Im 9. Jahrhundert, zur Zeit der Tang-Dynastie, lebte in China ein Zen-Meister names Dongshan Liangjie (japanisch: Tozan Ryokai), der elf Generationen entfernt vom Bodhidharma war. Wegen seiner großen Tugend wurde er mit dem Titel Wuben (japanisch: Gohon) Daishi ausgezeichnet. Das “to” in Soto-Schule leitet sich vom ersten Schriftzeichen seines Namens ab. Deshalb müssen die Schriftzeichen des Namens unserer Zenschule auch “Soto” und nicht “Sodo” gelesen werden, wie es fälschlicherweise viele Japaner tun. Einst wurde der große Meister Dongshan von einem Mönchen in der Ausbildung gefragt: “Wie kann ich Hitze oder Kälte vermeiden?”

Wahrscheinlich war es ein brütender Hochsommer-Nachmittag oder ein bitterkalter Wintermorgen. Es muss so eine außerordentliche Hitze (oder Kälte) geherrscht haben, dass der Mönch es nicht aushalten konnte.

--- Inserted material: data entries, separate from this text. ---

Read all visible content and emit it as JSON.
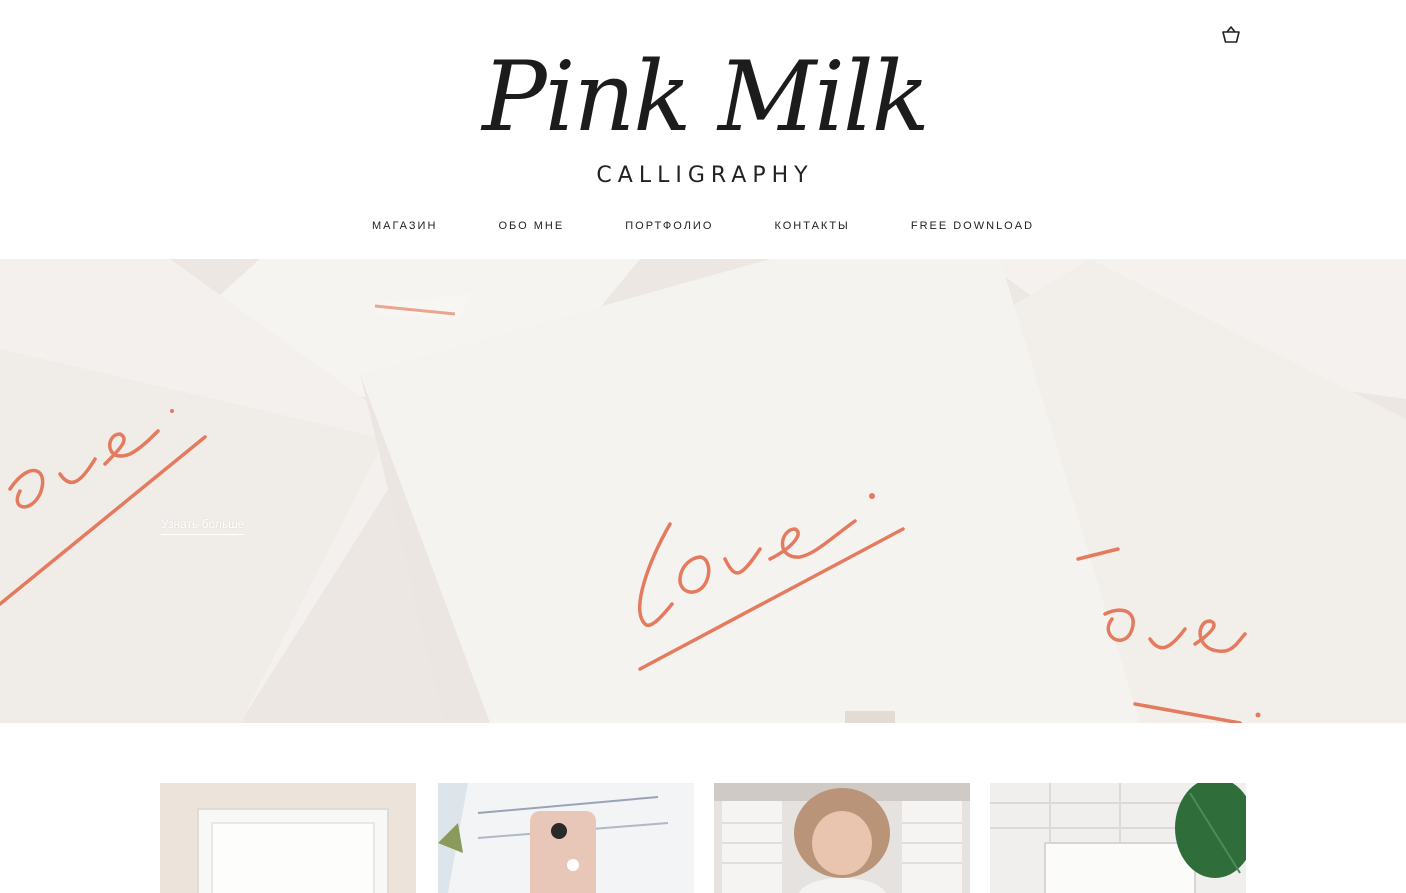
{
  "brand": {
    "logo_script": "Pink Milk",
    "logo_sub": "CALLIGRAPHY"
  },
  "nav": {
    "items": [
      {
        "label": "МАГАЗИН"
      },
      {
        "label": "ОБО МНЕ"
      },
      {
        "label": "ПОРТФОЛИО"
      },
      {
        "label": "КОНТАКТЫ"
      },
      {
        "label": "FREE DOWNLOAD"
      }
    ]
  },
  "hero": {
    "cta_label": "Узнать больше",
    "card_text": "Love.",
    "accent_color": "#e47a5e"
  },
  "gallery": {
    "tiles": [
      {
        "name": "frame-photo"
      },
      {
        "name": "phone-photo"
      },
      {
        "name": "portrait-photo"
      },
      {
        "name": "plant-photo"
      }
    ]
  },
  "icons": {
    "cart": "shopping-basket-icon"
  }
}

Man mag verleitet sein zu denken, dass die Frage des Mönchen heutzutage ohne Relevanz ist, da wir Hitze und Kälte nach Belieben durch Klimaanlage und Zentralheizung regulieren können.Doch selbst wenn wir in unseren Häusern Wärme und Kälte kontrollieren können: Ein Schritt nach draußen lehrt uns, dass die Menschheit noch keinen Weg gefunden hat, den Naturgewalten zu entkommen.

Dongshan sagte: “Warum gehst du nicht an einen Ort, wo es weder heiss noch kalt ist?”
“Wo ist dieser Ort, der weder Hitze noch Kälte kennt?” Der Mönch in der Ausbildung mag gedacht haben, dass es sich um einen Ort in einem fernen Land handeln muss. Dongshan antwortete: “Wenn es heiß ist, werde eins mit der Hitze. Wenn es kalt ist, werde eins mit der Kälte. Das ist der Ort ohne Hitze oder Kälte.”

Solange wir in einer natürlichen Umgebung wohnen, können wir Hitze und Kälte nicht entgehen. Wir können uns aber vom Geist freimachen, der Hitze und Kälte fürchtet oder sie unbehaglich und unbequem findet.

Die Zeit um das japanische Ahnenfest (O-bon) finde ich stets bedrückend. Sobald ich daran denke, dass ich zur heißesten Sommerzeit von Haus zu Haus gehen muss, um Gedenkandachten abzuhalten, möchte ich am liebsten in ein Land entschwinden, das keine Hitze kennt. Doch sobald ich mit meinen Touren beginne und in Schweiß gebadet bin, macht mir die Hitze nichts mehr aus. Genauso ist es, wenn ich mit gekrümmten Schultern am kotatsu (traditioneller japanischer Fußwärmer unter einem Tisch mit Steppdecke darüber) sitze. Ich kann mich kaum überwinden, nach draußen zu gehen und einem Schneesturm zu trotzen. Sobald ich mich aber fertig mache und das Haus verlasse, um Skifahren zu gehen, kann sogar ein Schneesturm Spaß machen. Hitze und Kälte selbst sind es also nicht, die es uns beschwerlich machen. Was uns leiden lässt, sind vielmehr die mit ihnen verbundenen Ängste und Unannehmlichkeiten. In einem alten Gedicht heißt es:

“Die Schöpfkelle, Die Hölle von Hitze und Kälte betretend und verlassend, -Sie ist ohne Geist und ohne Leiden.”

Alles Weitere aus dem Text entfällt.